Presented below are two patterns created from the data set: 1024 cities that follow precisely Zipf’s law, which implies that the first largest city is size 1, the second largest city is size 1/2, the third largest city is size 1/3, and the smallest city is size 1/1024. The left pattern was created from head/tail breaks (https://en.wikipedia.org/wiki/Head/tail_Breaks) that is a new classification scheme for data with a heavy-tailed distribution (Jiang 2013). The classification scheme partitions the data around its average into two unbalanced parts: those above the average for big values in the head (a minority), and those below the average for small values in the tail (a majority); this partition process continues recursively for the head or the large values until the notion of far more small values than large ones is violated. For this particular data, it ends up with 5 classes. The right pattern is created by natural breaks (Jenks 1967), with which variance within classes is minimized, while the variance between classes are maximized. The natural breaks is in fact the same as k-means clustering (https://en.wikipedia.org/wiki/K-means_clustering).

Jenks G. F. (1967), The data model concept in statistical mapping, International Yearbook of Cartography, 7, 186–190.

Jiang B. (2013), Head/tail breaks: A new classification scheme for data with a heavy-tailed distribution, The Professional Geographer, 65 (3), 482 – 494.

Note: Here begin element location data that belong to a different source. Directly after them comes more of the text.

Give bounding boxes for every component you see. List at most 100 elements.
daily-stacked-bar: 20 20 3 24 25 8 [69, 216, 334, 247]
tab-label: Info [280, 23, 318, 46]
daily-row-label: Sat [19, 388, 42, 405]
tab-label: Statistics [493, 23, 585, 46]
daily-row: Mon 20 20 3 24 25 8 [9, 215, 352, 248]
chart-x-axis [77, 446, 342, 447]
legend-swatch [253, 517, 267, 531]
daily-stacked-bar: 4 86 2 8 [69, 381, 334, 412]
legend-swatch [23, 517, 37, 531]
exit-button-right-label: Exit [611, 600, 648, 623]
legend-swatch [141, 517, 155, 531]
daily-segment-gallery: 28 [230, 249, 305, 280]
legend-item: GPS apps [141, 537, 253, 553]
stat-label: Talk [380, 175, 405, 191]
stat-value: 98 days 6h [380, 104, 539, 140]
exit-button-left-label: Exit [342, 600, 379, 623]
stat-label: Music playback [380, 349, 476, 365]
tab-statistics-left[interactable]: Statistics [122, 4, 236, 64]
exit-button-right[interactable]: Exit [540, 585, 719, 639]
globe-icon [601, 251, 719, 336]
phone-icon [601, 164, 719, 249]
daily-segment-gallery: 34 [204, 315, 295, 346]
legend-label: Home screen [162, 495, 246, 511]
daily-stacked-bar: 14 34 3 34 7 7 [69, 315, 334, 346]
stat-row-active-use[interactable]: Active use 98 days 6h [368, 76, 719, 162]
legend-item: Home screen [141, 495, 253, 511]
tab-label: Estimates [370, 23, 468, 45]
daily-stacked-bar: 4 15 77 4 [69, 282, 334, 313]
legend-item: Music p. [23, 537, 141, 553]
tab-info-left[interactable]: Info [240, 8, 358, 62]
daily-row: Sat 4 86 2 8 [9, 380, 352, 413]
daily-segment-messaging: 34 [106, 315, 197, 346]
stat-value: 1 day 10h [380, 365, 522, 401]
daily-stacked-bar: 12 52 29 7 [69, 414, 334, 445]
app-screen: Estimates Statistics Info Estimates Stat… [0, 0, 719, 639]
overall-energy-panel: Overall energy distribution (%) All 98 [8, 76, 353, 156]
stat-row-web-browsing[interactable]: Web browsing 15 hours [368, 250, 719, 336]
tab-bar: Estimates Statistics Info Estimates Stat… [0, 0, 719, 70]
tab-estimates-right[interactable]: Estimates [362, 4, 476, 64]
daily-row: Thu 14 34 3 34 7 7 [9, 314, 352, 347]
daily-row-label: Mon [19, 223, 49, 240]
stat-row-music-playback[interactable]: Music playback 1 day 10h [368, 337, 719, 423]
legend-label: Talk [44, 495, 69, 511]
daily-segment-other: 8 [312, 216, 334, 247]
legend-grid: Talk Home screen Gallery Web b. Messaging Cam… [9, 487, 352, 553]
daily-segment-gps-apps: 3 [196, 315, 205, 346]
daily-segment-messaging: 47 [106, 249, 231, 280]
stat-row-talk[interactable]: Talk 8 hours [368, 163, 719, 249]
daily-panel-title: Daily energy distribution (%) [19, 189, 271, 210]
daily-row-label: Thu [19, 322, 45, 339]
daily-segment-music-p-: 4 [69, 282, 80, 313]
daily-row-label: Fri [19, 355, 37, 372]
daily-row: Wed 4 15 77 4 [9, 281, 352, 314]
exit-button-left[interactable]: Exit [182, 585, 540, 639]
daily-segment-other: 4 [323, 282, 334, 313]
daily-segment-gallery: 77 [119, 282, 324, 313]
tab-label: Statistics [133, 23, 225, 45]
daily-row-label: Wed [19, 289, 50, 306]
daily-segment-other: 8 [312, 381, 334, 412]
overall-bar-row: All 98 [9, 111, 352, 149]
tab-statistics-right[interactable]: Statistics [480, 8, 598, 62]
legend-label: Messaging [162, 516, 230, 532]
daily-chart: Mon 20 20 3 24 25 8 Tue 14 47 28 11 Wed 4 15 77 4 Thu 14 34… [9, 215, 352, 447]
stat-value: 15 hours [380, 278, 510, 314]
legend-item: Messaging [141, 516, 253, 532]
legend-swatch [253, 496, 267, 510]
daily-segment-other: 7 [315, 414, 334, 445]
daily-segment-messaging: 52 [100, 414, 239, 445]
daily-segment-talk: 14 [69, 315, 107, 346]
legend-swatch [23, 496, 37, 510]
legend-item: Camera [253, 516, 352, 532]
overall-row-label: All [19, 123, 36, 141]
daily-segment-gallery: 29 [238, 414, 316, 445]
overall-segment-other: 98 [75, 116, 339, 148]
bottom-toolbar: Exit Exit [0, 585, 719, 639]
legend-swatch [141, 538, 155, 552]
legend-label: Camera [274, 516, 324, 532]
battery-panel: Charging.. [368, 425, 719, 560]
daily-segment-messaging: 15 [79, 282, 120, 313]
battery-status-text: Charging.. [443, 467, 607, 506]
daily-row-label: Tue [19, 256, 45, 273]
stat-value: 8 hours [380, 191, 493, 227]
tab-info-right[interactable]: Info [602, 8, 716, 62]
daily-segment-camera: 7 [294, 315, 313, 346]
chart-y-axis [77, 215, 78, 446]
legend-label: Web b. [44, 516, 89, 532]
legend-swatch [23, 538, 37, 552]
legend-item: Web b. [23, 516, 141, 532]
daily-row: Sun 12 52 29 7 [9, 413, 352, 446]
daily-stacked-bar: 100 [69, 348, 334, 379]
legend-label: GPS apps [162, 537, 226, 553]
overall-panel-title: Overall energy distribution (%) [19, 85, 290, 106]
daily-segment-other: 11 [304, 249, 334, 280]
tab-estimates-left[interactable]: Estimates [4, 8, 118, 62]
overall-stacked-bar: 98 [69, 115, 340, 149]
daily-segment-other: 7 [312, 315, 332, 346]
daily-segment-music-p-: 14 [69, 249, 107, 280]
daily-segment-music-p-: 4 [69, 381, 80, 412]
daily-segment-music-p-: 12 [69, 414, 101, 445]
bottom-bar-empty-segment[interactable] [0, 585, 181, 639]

I have argued that the head/tail breaks helps revealing the underlying scaling of far more small values than large ones for data with a heavy-tailed distribution (Jiang 2013). My question to you is, do you feel more alive with the left pattern that is created by head/tail breaks? Or alternatively, do you feel the left pattern is more beautiful? do you feel you are more comfortable with the left rather than right pattern?